Maryland’s Cap on Damages Upheld in Pool Drowning Case
Posted on behalf of Goldberg Finnegan, LLC on Sep 26, 2010 in Uncategorized
Maryland has a terribly unfair cap on damages in personal injury cases. On September 24, 2010 the Maryland Court of Appeals upheld the cap in DRD Pool Service, Inc. v. Thomas Freed. The case is a very sad case about the swimming pool drowning of Connor Freed, a healthy 5-year-old boy. A swimming pool drowning lawsuit was filed in the Circuit Court for Anne Arundel County, MD. Legal claims were made for the drowning death and for the conscious pain and suffering of the young child who drowned to death. Although the trial judge excluded evidence of conscious pain and suffering of the drowning victim, the Court awarded over $4 million. Unfortunately, pursuant to Maryland's cap on non-economic damages the total award to $1,002,500.00. The young drowning victim's family appealed to the Maryland Court of Special Appeals and the Appellate Court upheld the Maryland cap. The Maryland Court of Appeals granted certiorari.

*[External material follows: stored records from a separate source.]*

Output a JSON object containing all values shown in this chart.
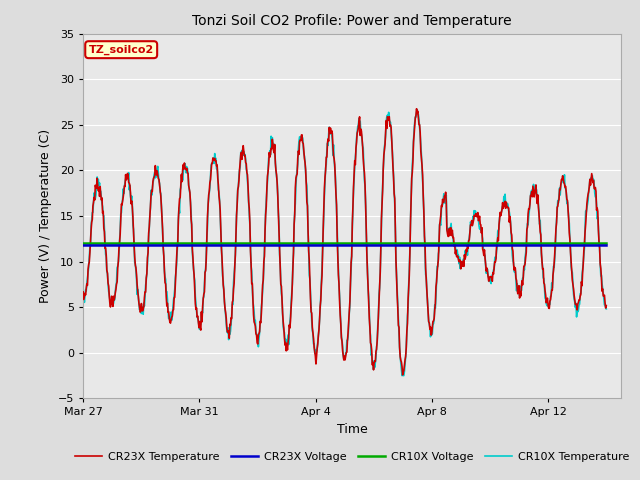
{
  "title": "Tonzi Soil CO2 Profile: Power and Temperature",
  "xlabel": "Time",
  "ylabel": "Power (V) / Temperature (C)",
  "ylim": [
    -5,
    35
  ],
  "yticks": [
    -5,
    0,
    5,
    10,
    15,
    20,
    25,
    30,
    35
  ],
  "annotation_text": "TZ_soilco2",
  "annotation_bg": "#FFFFCC",
  "annotation_border": "#CC0000",
  "cr23x_voltage_value": 11.85,
  "cr10x_voltage_value": 12.05,
  "colors": {
    "cr23x_temp": "#CC0000",
    "cr23x_voltage": "#0000CC",
    "cr10x_voltage": "#00AA00",
    "cr10x_temp": "#00CCCC"
  },
  "line_widths": {
    "cr23x_temp": 1.2,
    "cr23x_voltage": 1.8,
    "cr10x_voltage": 1.8,
    "cr10x_temp": 1.2
  },
  "background_color": "#E8E8E8",
  "fig_bg": "#DDDDDD",
  "xtick_labels": [
    "Mar 27",
    "Mar 31",
    "Apr 4",
    "Apr 8",
    "Apr 12"
  ],
  "xtick_days_offset": [
    0,
    4,
    8,
    12,
    16
  ],
  "xlim": [
    0,
    18.5
  ]
}
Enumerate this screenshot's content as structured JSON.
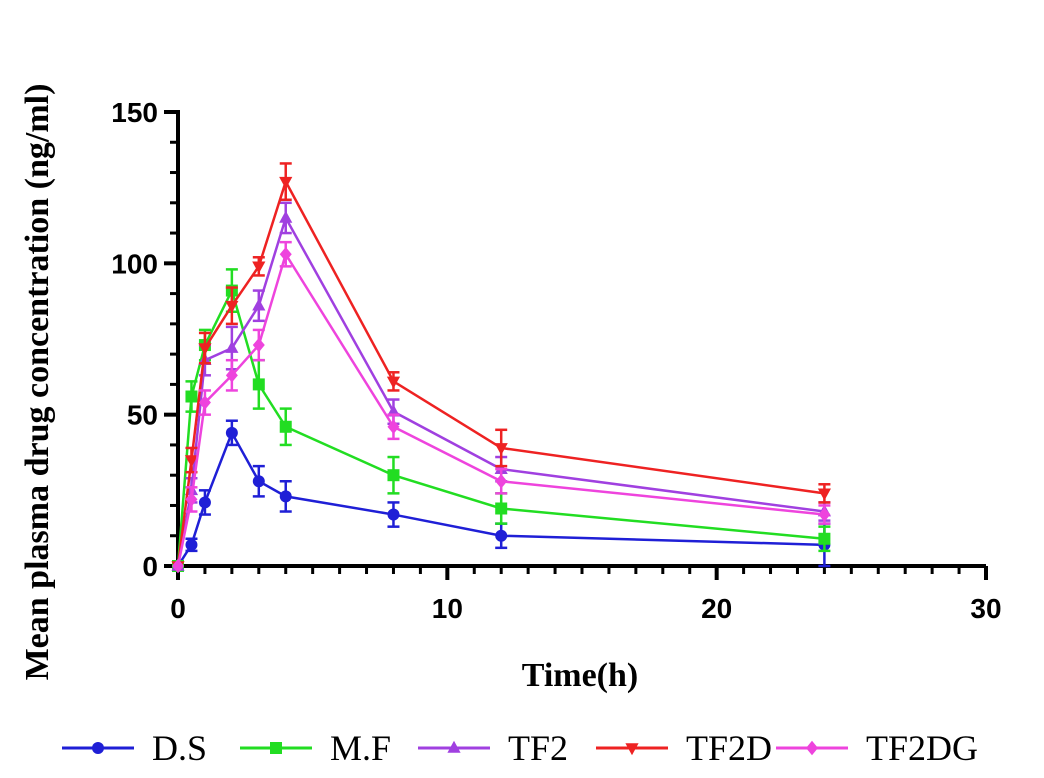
{
  "chart_data": {
    "type": "line",
    "title": "",
    "xlabel": "Time(h)",
    "ylabel": "Mean plasma drug concentration (ng/ml)",
    "xlim": [
      0,
      30
    ],
    "ylim": [
      0,
      150
    ],
    "xticks": [
      0,
      10,
      20,
      30
    ],
    "yticks": [
      0,
      50,
      100,
      150
    ],
    "grid": false,
    "legend_position": "bottom",
    "series": [
      {
        "name": "D.S",
        "color": "#1f1fd6",
        "marker": "circle",
        "x": [
          0,
          0.5,
          1,
          2,
          3,
          4,
          8,
          12,
          24
        ],
        "y": [
          0,
          7,
          21,
          44,
          28,
          23,
          17,
          10,
          7
        ],
        "err": [
          0,
          2,
          4,
          4,
          5,
          5,
          4,
          4,
          7
        ]
      },
      {
        "name": "M.F",
        "color": "#22dd22",
        "marker": "square",
        "x": [
          0,
          0.5,
          1,
          2,
          3,
          4,
          8,
          12,
          24
        ],
        "y": [
          0,
          56,
          73,
          91,
          60,
          46,
          30,
          19,
          9
        ],
        "err": [
          0,
          5,
          5,
          7,
          8,
          6,
          6,
          5,
          4
        ]
      },
      {
        "name": "TF2",
        "color": "#a040e0",
        "marker": "triangle-up",
        "x": [
          0,
          0.5,
          1,
          2,
          3,
          4,
          8,
          12,
          24
        ],
        "y": [
          0,
          25,
          68,
          72,
          86,
          115,
          51,
          32,
          18
        ],
        "err": [
          0,
          4,
          5,
          7,
          5,
          5,
          4,
          4,
          3
        ]
      },
      {
        "name": "TF2D",
        "color": "#ee2222",
        "marker": "triangle-down",
        "x": [
          0,
          0.5,
          1,
          2,
          3,
          4,
          8,
          12,
          24
        ],
        "y": [
          0,
          35,
          72,
          86,
          99,
          127,
          61,
          39,
          24
        ],
        "err": [
          0,
          4,
          5,
          6,
          3,
          6,
          3,
          6,
          3
        ]
      },
      {
        "name": "TF2DG",
        "color": "#ee44dd",
        "marker": "diamond",
        "x": [
          0,
          0.5,
          1,
          2,
          3,
          4,
          8,
          12,
          24
        ],
        "y": [
          0,
          22,
          54,
          63,
          73,
          103,
          46,
          28,
          17
        ],
        "err": [
          0,
          4,
          4,
          5,
          5,
          4,
          4,
          4,
          3
        ]
      }
    ]
  }
}
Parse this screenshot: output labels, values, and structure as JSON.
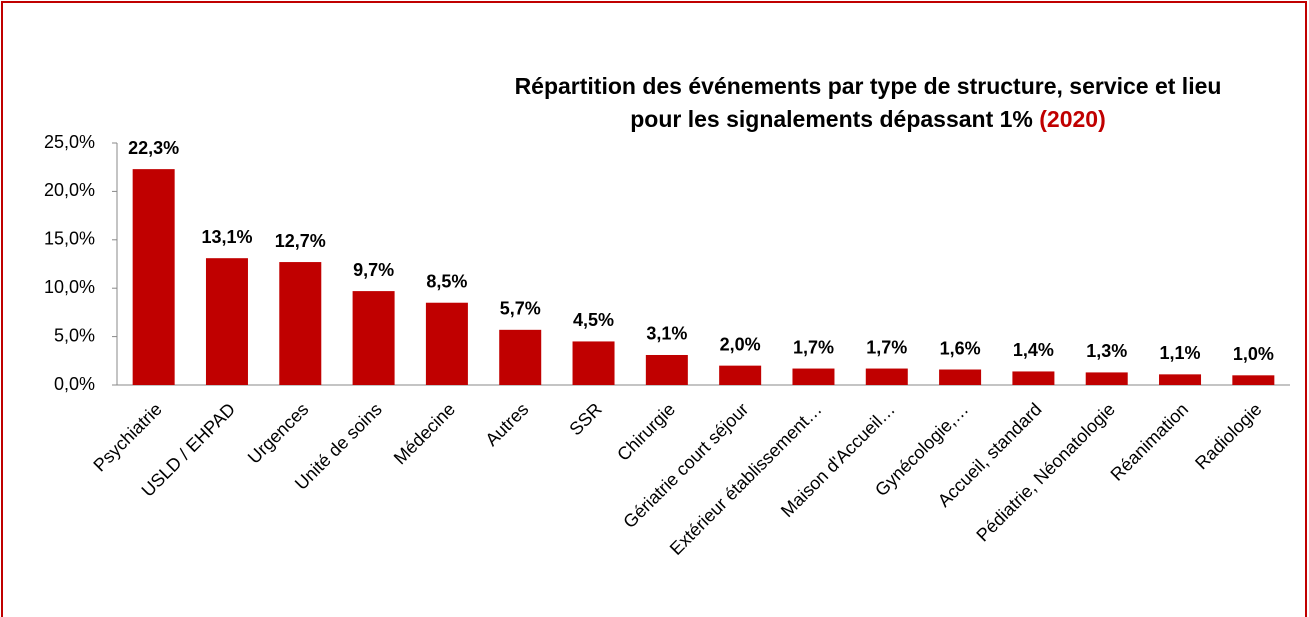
{
  "chart_data": {
    "type": "bar",
    "title": [
      "Répartition des événements par type de structure, service et lieu",
      "pour les signalements dépassant 1%"
    ],
    "title_highlight": "(2020)",
    "categories": [
      "Psychiatrie",
      "USLD / EHPAD",
      "Urgences",
      "Unité de soins",
      "Médecine",
      "Autres",
      "SSR",
      "Chirurgie",
      "Gériatrie court séjour",
      "Extérieur établissement…",
      "Maison d'Accueil…",
      "Gynécologie,…",
      "Accueil, standard",
      "Pédiatrie, Néonatologie",
      "Réanimation",
      "Radiologie"
    ],
    "values": [
      22.3,
      13.1,
      12.7,
      9.7,
      8.5,
      5.7,
      4.5,
      3.1,
      2.0,
      1.7,
      1.7,
      1.6,
      1.4,
      1.3,
      1.1,
      1.0
    ],
    "value_labels": [
      "22,3%",
      "13,1%",
      "12,7%",
      "9,7%",
      "8,5%",
      "5,7%",
      "4,5%",
      "3,1%",
      "2,0%",
      "1,7%",
      "1,7%",
      "1,6%",
      "1,4%",
      "1,3%",
      "1,1%",
      "1,0%"
    ],
    "color": "#c00000",
    "ylim": [
      0,
      25
    ],
    "yticks": [
      {
        "value": 0,
        "label": "0,0%"
      },
      {
        "value": 5,
        "label": "5,0%"
      },
      {
        "value": 10,
        "label": "10,0%"
      },
      {
        "value": 15,
        "label": "15,0%"
      },
      {
        "value": 20,
        "label": "20,0%"
      },
      {
        "value": 25,
        "label": "25,0%"
      }
    ],
    "grid": false
  }
}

Friday's decision affirmed the Court of Special Appeals and rejected the constitutional arguments that were made against the Maryland cap on damages. the decision is based on the legal concept of stare decisis, which basically means the court should not generally change prior precedent and is Latin for "to stand by the thing decided." the Court said "overall the constitutional challenges put forth by the Freeds are essentially the same challenges that we rejected in Murphy and Oaks." It should be noted that Judge Murphy filed a dissenting opinion arguing that the case should go back to the Circuit Court for them to use a heightened scrutiny test to determine if the Equal Protection Guarantee of the Constitution was violated.